The spring season can come with that urge to start afresh and declutter. But what consequences does spring cleaning have when it comes to that closet cleanout and donating old clothes? Unfortunately, donation doesn’t always give clothes that second life we think it does…
The Thrift Shop is Just the Beginning
Many of us end a closet cleanout with a big pile of clothes to donate. It feels good to create some space in your wardrobe while also getting to pass your clothes on to someone else who might use it. After all, giving clothing a second life is an important sustainable practice. But, 85% of all discarded clothes end up in landfills. Yep— even what you donated. So, how do they get there?
Due to the excess and overconsumption that has become normalized, many thrift stores are overwhelmed with so much inventory and unsellable clothing. They are only able to sell about 10-20% of the clothes they receive. Left with so much extra, secondhand stores will send the rest of the clothes off to sorting centers. There, the clothes will get categorized into their next potential pathway. Some of the clothes will be sent to recycling centers, though the term “recycling” is misleading because really the clothes are being downcycled into rags or insulation. And the rest of the clothes get sorted, baled, and shipped to countries around the world to enter their secondhand clothing markets.
A Problematic Ending
The clothing slotted for export is bundled into bales that can range from 100 to 1,000 pounds. These bales are bought by overseas secondhand market vendors to be sold again to their countries’ shoppers. A majority of these bales end up in the Global South, mainly Africa. Due to the nature of the bales, only a small percentage of what is in those bundles is valuable to the overseas entrepreneurs. Keep in mind that these are already our castoffs of unwanted, donated clothing that didn't sell. Clothes in the bales can be sold as is or deconstructed and used for fabrics. But the majority of the bale is unusable, seemingly reaching the end of the line. Thus, much of it is landfilled or burned in that country. Millions and millions of pounds of secondhand clothes are piled up in Chile’s Atacama Desert, on the beaches of Ghana, and around the world because of this practice.
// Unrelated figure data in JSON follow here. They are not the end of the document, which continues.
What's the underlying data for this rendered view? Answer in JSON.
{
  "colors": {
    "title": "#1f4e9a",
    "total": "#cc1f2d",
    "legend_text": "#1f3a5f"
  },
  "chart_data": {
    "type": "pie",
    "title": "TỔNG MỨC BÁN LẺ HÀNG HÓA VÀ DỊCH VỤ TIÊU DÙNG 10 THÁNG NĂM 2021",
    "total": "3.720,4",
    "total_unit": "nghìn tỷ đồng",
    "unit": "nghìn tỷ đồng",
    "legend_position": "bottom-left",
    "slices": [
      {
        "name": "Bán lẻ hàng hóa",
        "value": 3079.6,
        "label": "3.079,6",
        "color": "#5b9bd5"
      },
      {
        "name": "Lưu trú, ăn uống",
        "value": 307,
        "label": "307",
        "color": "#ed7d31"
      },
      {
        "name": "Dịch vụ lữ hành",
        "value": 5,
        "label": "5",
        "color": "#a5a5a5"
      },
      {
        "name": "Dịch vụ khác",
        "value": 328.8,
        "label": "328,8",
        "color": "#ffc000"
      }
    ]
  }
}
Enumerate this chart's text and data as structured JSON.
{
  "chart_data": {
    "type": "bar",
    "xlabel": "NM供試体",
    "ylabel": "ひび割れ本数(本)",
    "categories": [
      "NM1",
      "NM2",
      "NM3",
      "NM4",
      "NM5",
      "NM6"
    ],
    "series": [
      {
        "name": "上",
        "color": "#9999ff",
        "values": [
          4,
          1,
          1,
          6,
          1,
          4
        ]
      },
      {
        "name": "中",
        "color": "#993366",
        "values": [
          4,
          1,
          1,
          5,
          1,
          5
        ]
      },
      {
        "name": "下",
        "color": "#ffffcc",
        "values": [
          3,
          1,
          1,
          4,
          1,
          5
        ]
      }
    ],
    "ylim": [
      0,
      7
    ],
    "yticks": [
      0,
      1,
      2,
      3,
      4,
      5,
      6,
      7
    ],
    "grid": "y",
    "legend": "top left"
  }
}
Not only is this clearly problematic for the environment given the sheer size of the waste in landfills, it’s also not necessarily a fruitful business model for the recipient country’s entrepreneurs and economy. While these overseas entrepreneurs are leveraging what they can with the secondhand clothing markets and truly embodying circularity with how they creatively make the most of our waste, many of them have to go into debt to participate in it, struggle to make a profit, and express distaste for having to serve as our dumping grounds. Plus, secondhand bales have undermined the local textile economy, causing them to have to drive down their prices, making it impossible to compete and keep up. This system is unjust, causing both an environmental and an economic burden. This is known as waste colonialism.
The moral of the story? The burden of our waste in the Global North is intentionally and adversely transferred to those in the Global South and harms their homes, health, and economies. It’s definitely not the feel-good picture of our donated goods going to a new family in our own community.
Wait, So What Should I Do With My Clothes?
As we learned, donating your unwanted clothes probably shouldn’t be your first choice. But we won’t leave you hanging without some ideas of what to do instead. You want to rehome your pieces where you know they can actually get a good second life. Here are some ideas:
Gift to friends & family
Take them to a clothing swap
Sell them yourself
Recycle responsibly (most recycling centers export their clothes to the secondhand markets, too)
Donate strategically to cause-based charities that clearly define what they need
Overall, the best thing you can do is only add clothes to your wardrobe that you truly love and won’t want to get rid of down the line. Of course, it’s inevitable that we will all have clothes to pass on at some point. Be intentional to care for your clothes and responsibly rehome them when the time comes.